Rule modifications in basketball are used to develop the sport, and FIBA changes the basketball regulations periodically and constantly in search of a more attractive game. The objectives of this study were as follows: i) to characterise and identify the technical-tactical performance indicators which discriminated the game style according to the effect of rule modifications; and ii) to analyse the persistence of these indicators according to rule modifications over time. Analyses were made of all the editions of the current competition system of the Copa Del Rey in Spanish basketball. One hundred and forty matches were analysed, starting from the 1995-96 to the 2014-15 season. Data were gathered from the official competition web page (www.acb.com) The variables analysed included rule modifications, the number of ball possessions, points scored, one, two and 3-point field goals made and attempted, total rebounds, defensive and offensive rebounds, assists, steals, turnovers, blocked shots, dunks and committed and received personal fouls, score differences, as well as one, two and 3-point field-goal percentages.
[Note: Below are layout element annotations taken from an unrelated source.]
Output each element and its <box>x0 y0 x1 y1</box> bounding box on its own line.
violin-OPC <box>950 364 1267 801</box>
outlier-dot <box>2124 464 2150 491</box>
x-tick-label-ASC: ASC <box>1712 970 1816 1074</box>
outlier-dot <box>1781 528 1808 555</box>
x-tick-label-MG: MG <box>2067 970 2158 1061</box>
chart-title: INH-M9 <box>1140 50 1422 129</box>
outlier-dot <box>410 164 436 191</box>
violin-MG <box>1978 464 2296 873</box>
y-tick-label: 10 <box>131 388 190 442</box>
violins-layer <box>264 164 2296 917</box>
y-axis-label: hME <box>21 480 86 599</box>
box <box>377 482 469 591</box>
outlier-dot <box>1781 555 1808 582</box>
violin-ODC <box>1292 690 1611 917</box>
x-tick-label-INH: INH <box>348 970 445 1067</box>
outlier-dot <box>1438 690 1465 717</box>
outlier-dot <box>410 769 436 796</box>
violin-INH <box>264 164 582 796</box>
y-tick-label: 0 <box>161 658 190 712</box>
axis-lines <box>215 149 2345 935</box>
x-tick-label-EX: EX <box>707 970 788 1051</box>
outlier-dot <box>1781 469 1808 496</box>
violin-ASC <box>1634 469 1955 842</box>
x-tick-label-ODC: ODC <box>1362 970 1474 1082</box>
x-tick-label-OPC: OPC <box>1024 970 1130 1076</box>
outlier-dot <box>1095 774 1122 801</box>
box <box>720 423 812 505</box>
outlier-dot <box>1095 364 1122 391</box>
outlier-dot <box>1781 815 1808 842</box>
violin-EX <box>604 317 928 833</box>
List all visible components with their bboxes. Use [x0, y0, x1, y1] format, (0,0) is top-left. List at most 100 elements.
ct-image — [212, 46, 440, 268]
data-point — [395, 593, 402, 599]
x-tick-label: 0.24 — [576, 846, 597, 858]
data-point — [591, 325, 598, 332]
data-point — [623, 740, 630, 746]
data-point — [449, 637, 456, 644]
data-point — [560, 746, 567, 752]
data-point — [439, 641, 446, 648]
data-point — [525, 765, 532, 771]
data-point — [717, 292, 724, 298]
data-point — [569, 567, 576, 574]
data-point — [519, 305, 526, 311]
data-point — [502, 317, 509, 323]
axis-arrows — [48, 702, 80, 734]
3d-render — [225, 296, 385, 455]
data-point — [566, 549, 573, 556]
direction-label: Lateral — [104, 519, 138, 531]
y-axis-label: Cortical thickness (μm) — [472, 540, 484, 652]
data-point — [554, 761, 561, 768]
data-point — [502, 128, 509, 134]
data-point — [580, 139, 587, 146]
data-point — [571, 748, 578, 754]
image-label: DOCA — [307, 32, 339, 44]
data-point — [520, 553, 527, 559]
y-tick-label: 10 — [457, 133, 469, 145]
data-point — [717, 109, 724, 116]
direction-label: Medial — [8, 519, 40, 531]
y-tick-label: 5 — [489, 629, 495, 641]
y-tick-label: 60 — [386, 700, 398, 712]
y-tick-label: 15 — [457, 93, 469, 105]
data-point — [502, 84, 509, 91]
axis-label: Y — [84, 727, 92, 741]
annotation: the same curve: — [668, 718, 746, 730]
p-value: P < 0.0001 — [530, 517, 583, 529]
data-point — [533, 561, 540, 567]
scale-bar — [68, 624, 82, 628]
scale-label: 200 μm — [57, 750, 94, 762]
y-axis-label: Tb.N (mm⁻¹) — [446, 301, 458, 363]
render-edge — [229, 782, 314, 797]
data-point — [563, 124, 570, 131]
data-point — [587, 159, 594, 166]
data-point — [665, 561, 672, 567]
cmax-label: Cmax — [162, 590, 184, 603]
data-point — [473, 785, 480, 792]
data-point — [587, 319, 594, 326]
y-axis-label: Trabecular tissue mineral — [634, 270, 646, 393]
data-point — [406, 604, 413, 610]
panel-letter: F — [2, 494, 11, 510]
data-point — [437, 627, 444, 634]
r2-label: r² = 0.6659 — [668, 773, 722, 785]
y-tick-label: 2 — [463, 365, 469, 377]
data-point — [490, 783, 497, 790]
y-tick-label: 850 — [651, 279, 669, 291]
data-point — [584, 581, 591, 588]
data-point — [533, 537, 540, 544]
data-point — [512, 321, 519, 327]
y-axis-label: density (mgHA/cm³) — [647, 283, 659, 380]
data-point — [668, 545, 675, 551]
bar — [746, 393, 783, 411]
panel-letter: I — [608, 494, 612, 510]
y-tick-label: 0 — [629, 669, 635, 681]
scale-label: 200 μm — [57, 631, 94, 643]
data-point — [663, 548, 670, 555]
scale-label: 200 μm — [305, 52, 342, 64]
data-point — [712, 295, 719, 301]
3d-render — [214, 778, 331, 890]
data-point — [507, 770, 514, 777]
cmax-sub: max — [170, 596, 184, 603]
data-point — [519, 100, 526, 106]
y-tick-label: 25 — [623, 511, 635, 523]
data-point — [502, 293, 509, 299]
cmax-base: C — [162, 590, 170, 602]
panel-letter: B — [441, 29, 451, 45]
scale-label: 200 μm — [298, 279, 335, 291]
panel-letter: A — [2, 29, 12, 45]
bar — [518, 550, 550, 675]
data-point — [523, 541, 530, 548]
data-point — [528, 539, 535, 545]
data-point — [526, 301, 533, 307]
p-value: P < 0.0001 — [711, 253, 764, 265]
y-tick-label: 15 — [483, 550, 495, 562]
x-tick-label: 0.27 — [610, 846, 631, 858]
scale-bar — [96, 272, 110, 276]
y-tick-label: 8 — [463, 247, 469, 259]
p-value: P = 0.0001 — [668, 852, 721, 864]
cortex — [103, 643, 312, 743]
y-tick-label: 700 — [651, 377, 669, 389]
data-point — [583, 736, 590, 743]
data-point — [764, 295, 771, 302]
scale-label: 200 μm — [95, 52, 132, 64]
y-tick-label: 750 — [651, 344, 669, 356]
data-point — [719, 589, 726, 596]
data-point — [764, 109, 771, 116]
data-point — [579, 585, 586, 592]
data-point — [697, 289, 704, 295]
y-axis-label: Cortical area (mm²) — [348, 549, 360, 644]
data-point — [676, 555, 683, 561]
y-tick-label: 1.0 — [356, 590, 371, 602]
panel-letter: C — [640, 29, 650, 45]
Several analyses were carried out: descriptive analysis to characterise the sample; ANOVA to identify differences between periods; discriminant analysis to determine technical-tactical performance indicators which best discriminated between each competition term and rule change period; and finally autocorrelation function and cross-correlation were used to estimate the persistency of performance indicators over time. Results show that rule changes affect the way basketball is played. Nevertheless, players and coaches are the ones who determine functional behavior in basketball.